How much coverage should you purchase?

The coverage your business needs depends on factors like what effect would the death of the person has on your company financially. If you are the sole proprietor, you need to calculate how much coverage your descendants would need financially.

What are the insurance policy exclusions?

Before investing in the policy, read carefully what all it covers. You need to keep in mind that your claim can be rejected if you meet any exclusion. The most common exclusions include fraud of any kind, intentional dishonesty, or suicide within the contestability period, that is, if the person commits suicide within two years after the life insurance policy has been taken.

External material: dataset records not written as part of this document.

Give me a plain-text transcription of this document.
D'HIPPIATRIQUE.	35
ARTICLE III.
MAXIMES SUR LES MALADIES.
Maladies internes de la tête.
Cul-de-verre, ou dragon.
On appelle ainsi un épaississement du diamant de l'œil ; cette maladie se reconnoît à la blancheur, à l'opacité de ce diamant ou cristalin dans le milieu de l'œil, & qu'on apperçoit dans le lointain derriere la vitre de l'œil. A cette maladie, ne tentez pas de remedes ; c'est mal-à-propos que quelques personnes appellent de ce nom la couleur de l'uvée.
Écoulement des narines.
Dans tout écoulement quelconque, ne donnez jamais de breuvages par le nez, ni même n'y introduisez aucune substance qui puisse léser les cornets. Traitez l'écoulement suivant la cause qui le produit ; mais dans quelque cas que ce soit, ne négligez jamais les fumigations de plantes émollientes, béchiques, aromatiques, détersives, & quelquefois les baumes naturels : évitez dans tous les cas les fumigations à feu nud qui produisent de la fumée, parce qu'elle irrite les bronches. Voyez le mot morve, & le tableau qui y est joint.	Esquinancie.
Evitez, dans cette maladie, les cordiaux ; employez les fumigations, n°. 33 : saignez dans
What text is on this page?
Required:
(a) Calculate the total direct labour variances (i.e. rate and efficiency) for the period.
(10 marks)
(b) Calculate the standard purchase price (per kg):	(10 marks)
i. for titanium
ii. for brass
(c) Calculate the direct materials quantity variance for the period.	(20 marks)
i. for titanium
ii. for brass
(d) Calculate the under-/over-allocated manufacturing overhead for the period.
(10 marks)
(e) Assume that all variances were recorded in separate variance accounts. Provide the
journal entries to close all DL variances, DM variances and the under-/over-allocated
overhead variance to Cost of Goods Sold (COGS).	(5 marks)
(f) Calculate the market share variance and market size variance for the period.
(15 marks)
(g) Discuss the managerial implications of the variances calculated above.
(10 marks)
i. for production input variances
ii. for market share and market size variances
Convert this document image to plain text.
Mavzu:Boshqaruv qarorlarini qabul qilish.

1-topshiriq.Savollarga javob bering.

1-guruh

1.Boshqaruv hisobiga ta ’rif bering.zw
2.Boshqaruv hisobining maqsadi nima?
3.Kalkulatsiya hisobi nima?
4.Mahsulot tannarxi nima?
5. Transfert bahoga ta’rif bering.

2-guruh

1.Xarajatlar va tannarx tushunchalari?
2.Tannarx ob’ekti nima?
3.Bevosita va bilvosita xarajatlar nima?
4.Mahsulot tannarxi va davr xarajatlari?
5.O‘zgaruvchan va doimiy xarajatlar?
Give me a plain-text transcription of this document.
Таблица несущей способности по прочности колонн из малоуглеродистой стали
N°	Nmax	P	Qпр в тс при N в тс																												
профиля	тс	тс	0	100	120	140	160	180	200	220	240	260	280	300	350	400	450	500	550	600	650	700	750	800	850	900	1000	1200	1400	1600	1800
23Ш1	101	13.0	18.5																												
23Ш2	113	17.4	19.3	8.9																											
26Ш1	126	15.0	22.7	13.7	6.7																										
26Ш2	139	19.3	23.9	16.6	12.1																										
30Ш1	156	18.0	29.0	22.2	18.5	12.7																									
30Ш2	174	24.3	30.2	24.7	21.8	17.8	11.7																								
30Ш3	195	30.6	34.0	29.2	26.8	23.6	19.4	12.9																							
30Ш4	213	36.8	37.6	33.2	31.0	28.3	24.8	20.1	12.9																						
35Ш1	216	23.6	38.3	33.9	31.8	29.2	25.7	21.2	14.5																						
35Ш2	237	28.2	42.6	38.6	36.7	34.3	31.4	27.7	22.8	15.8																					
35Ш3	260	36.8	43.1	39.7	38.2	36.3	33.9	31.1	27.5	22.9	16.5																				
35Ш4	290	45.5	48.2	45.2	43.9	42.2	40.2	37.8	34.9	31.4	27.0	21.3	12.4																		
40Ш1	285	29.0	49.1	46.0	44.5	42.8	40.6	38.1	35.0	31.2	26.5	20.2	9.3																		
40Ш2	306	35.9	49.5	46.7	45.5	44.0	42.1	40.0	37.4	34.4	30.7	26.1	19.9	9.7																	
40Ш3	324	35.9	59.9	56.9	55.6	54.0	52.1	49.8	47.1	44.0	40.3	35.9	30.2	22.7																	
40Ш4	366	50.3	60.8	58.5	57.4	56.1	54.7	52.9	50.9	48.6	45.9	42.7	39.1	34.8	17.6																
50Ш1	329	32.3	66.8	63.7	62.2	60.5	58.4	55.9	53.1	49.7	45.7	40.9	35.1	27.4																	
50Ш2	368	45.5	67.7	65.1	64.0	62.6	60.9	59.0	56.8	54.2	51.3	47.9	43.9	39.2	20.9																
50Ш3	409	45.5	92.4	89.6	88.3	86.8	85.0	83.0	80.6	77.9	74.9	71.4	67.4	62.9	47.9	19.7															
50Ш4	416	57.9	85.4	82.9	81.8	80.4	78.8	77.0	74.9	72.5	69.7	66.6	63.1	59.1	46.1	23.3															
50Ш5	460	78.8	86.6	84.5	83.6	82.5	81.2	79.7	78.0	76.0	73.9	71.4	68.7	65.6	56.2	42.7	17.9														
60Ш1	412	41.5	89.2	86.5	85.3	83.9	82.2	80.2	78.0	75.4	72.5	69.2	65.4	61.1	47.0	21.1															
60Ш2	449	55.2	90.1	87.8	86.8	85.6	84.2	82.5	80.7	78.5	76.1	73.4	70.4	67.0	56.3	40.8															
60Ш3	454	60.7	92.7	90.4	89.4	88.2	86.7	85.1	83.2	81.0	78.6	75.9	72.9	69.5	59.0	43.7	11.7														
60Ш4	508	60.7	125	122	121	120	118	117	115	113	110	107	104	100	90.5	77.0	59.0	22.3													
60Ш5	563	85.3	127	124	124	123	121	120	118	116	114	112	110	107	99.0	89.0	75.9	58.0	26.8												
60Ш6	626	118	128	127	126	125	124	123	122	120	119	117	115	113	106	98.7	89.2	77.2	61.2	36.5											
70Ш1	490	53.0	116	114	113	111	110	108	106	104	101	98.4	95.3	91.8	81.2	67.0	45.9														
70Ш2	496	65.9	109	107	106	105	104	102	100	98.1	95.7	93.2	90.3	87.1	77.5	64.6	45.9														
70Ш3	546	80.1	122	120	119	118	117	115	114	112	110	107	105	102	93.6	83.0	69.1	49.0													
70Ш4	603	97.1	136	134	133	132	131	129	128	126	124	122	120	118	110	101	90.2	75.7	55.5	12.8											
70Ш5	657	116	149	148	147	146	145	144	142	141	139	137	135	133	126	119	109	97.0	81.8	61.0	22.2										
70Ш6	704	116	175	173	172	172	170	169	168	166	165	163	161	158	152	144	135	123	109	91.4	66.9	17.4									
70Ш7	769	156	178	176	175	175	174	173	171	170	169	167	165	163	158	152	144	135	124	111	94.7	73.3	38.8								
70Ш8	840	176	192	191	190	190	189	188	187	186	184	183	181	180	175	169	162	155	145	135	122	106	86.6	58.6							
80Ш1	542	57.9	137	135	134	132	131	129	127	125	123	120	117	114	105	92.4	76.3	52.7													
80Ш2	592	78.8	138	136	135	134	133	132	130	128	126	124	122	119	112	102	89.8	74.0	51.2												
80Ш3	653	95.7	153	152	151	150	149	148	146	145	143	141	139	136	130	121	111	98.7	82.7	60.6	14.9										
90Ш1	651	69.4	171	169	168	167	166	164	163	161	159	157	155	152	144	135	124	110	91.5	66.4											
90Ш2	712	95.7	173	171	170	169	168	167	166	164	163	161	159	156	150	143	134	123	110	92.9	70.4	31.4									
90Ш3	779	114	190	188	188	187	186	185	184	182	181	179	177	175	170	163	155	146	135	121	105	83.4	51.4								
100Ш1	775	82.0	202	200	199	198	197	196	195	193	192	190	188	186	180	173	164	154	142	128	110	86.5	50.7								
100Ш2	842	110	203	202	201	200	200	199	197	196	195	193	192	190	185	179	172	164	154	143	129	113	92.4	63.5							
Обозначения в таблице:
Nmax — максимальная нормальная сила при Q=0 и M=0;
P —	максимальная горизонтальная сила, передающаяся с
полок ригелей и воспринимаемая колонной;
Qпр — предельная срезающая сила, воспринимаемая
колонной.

What is the purpose of key person insurance?

To make sure that your company is continued even after your demise and is not forced to be closed, you need a key person life insurance. Additionally, this insurance helps in sustaining your family after you pass away.

How to apply for key person insurance?

As this insurance is customizable, you need to check the coverage limits and read all the terms carefully. By increasing your premium a little, you can get an increase within your coverage too. Settling for the cheapest policy isn’t a wise thing to do. Renewing the policy later may end you up with paying more as the person will be older.

You need to keep in mind that your coverage limits alter as your business grows. You need to increase the value of the key person accordingly. If you don’t grow and change your policies accordingly, your family will not receive as much money as they might need.